Enter the Kitty Protest.

Betsey Qualley, owner of Smitten Kitten cat boutique and grooming salon, also in Des Moines, has staged the demonstration since the event began in 2010.

“We walk at the very end,” she says, “dressed as cats and holding signs that say, ‘Where is our parade?’ and ‘Cats rule dogs drool.’”

THE IDEAPromote a Cat Biz at a Dog Event

Qualley and Jett & Monkey’s co-owner Josh Garrett are actually good friends. He suggested the protest as a way to promote her business and to include cats in a type of event traditionally dominated by dogs.

“The first year, it was my daughter and me with a couple of friends,” she recalls. “Now we get about 20 people to walk with us.”

THE EXECUTIONMake It Fun & Easy

Qualley begins advertising the parade with protest, which winds through the city’s East Village neighborhood, several weeks out. She posts flyers in her store and on social media, and takes them to area shelters. Employees encourage customers to participate, letting them know that Smitten Kitten T-shirts, signs and cats ears are all provided.

“We make it easy to join us,” Qualley says. “We tell people, ‘Just come! We’ve got ears for you.’”

On parade day, the kitty contingent carries a branded banner. At least one store cat comes along in harness and leash — carried, of course — with others riding in strollers or carriers.

“Everyone wants to meet them,” she says. “It’s pretty comical.”

Supplies get reused for as long as they last, with the only expense most years being the candy thrown out along the route.

THE RESULTSBrand Boost

Qualley sees the protest as purely a promotional event, one that costs her very little but has significant results in terms of name recognition.

“How do I know it’s effective? By all of the random people who share photos they took of us, on Facebook and Instagram,” she says. “We get noticed by people who didn’t know us before.”

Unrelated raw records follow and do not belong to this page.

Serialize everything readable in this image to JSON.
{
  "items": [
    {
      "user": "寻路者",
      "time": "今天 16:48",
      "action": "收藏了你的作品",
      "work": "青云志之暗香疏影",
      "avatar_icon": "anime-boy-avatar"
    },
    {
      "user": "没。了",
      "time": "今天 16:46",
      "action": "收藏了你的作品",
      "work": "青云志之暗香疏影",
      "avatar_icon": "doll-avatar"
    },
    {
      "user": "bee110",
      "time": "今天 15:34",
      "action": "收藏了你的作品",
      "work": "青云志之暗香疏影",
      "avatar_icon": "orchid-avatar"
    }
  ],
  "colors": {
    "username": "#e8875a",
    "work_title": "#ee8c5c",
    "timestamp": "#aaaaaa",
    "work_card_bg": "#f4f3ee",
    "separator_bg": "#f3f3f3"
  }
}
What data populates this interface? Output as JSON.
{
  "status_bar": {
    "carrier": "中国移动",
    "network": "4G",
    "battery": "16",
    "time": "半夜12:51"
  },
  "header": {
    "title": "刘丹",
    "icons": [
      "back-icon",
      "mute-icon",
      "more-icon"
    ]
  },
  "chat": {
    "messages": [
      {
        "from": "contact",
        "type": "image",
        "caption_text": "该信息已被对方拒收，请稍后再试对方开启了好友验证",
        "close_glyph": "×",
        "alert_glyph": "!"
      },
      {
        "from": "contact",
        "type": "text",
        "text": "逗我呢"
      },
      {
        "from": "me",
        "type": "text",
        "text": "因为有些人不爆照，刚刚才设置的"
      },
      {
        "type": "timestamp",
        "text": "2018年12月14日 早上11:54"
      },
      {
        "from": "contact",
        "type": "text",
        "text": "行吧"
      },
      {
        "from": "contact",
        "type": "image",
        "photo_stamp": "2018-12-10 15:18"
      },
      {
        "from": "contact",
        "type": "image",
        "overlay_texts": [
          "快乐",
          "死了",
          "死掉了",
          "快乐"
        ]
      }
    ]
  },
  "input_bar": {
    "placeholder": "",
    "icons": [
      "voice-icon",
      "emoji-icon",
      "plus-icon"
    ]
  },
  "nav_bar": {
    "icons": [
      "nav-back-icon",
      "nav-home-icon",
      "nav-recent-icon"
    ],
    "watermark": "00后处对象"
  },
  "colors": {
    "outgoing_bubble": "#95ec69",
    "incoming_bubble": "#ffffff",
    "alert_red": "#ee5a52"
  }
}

Do It Yourself: Stage A ‘Protest’ 

  • Pick a popular dog-centric event and ask the organizer if you can “protest.” Or vice versa. A dog protest at a cat show!
  • Recruit customers to take part. They’ll feel even more like a member of your business family.
  • Promote in-store and via social media through tongue-in-cheek posters and posts. Alert the media!
  • Throw branded candy out along the parade route.